Friction is usually considered as a non-conservative force, but by considering the microscopic movement of particles which produce the friction, it seems we can model friction as conservative force field (the lost energy transform in kinetic energy of microparticles, what we call "heat").
For example, consider the uni-dimensional movement of a macroscopic solid block sliding on the floor, let call its position as $X(t)$. On the other hand, the floor is modeled as a huge collection of $N$ material particles, like a thermal reservoir/bath, interacting with each other and with the block. As these particles move very little from their equilibrium position $x_i = 0$, we can approximate the potential energy associated with their interaction by a Taylor series up to quadratic terms:
$$V(x_i) = \frac{1}{2}\sum_{i, j=1}^N k_{ij}x_ix_j $$
The interaction of the block and the floor is assumed to be represented by a potential $V_f(x_i,X,\dot{X})$ ("potential associated with friction"). So, the Lagrangian of this system would be:
$$L(X,x_i,\dot{X},\dot{x}_i) = \frac{M}{2}\dot{X}^2 + \frac{m_i}{2}\sum_{i=1}^N \dot{x}_i^2 - V_f(x_i,X,\dot{X}) - \frac{1}{2} \sum_{i, j=1}^N k_{ij}x_ix_j .$$
Then for almost every solution with initial conditions $\dot{x}_i = 0$ the energy flows to the floor and we have $\dot{X}\to 0$.
My question are:
What forms could the potential $V_f(x_i,X,\dot{X})$ take?

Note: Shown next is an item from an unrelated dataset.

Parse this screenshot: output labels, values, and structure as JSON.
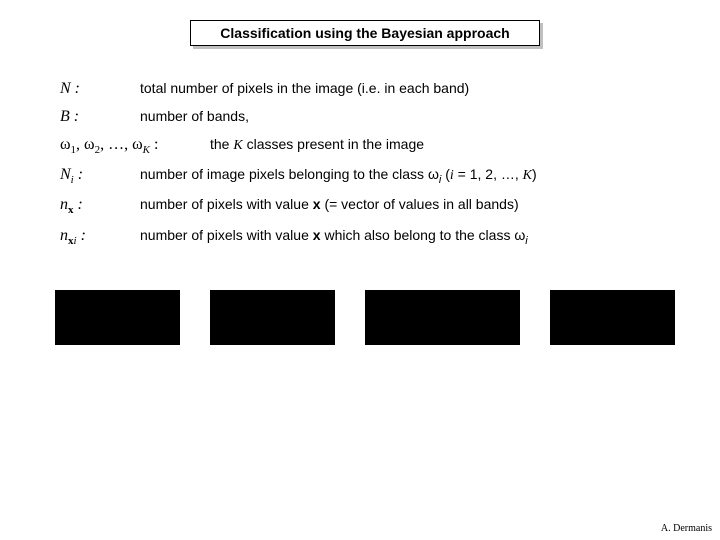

How could we show that most solutions (with the above-mentioned initial conditions) end up with the block stopped on the floor?
My guess for the question 1 is that $$V_f(x_i,X,\dot{X}) = -(\alpha\ \text{sgn}(\dot{X})X) \sum_{i=1} \text{rect}(X-x_i)$$ or some modification will work, because this guarantees that each particle only produces influence during the time there is contact between the block and itself.